Eee bynajmniej 🙂 Ale lubię to strasznie! 🙂
Świetna renowacja mebli. Jestem pod wrażeniem tego stołu – wygląda bardzo ciekawie. Podobają mi się takie jaśniutkie kolory wnętrza.
Tak sobie pomyślałam, że blat ze sklejki dałoby się poprawić okleiną laminowaną. Teraz można kupić bardzo trwałe i grube okleiny w dowolnym kolorze – podobno świetnie sprawdzają się do zamaskowania mankamentów na blatach.
OOO świetny pomysł! Możesz powiedzieć coś więcej? Zastanawiam się jak na przykład kanty okleić i gdzie takie coś wyhaczyć…

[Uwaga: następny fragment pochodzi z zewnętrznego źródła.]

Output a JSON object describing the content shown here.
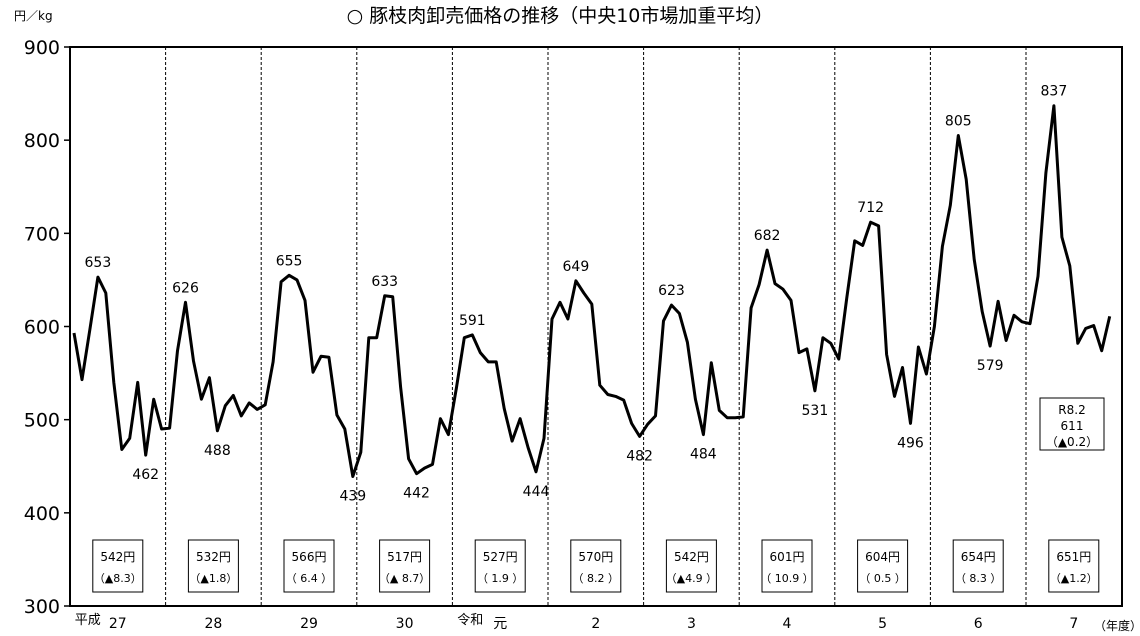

Okleiny laminowane chyba najłatwiej będzie znaleźć gdzieś w sieci. Tylko trzeba uważać, bo nie wszystkie są ognioodporne i nadają się na blaty stołów. W większości są to produkty samoprzylepne (dość łatwe w montażu). Można też nakleić okleinę naturalną/fornir. Tu ofert sprzedaży będzie znacznie więcej, np. http://centrumoklein.pl/index.php?cPath=43_57_125&osCsid=68391f3583afefb8f525db0324924381
Fornir nakleja się za pomocą specjalnego kleju kontaktowego. Z kolei naroża trzeba zamaskować obrzeżami.
Nie wiem jak wygląda to od strony praktycznej. Dopiero przymierzam się do takiego odnowienia ławy 🙂
Dzięki za pomysł i porady! Muszę sprawę przedyskutować z mężem 🙂
Cudowne! Meble wyglądają jak prosto ze sklepu, w życiu nie pomyślałabym, że były odnawiane 😉 Technika decoupage też bardzo mi się podoba, ozdabiałam kiedyś tak butelki na kiermasz świąteczny, ale nigdy nie wpadłabym na pomysł, aby ozdobić tak meble… Wyglądają genialnie! Super, i chętnie zobaczyłabym, jak to wszystko powstawało 🙂
Bardzo dziękuję! 🙂 Postaram się zatem trochę poszerzyć wnętrzarską część bloga 🙂
Śliiicznie! Jestem totalnie zachwycona tymi kwiatuszkami przy gałkach – jak się robi takie rzeczy?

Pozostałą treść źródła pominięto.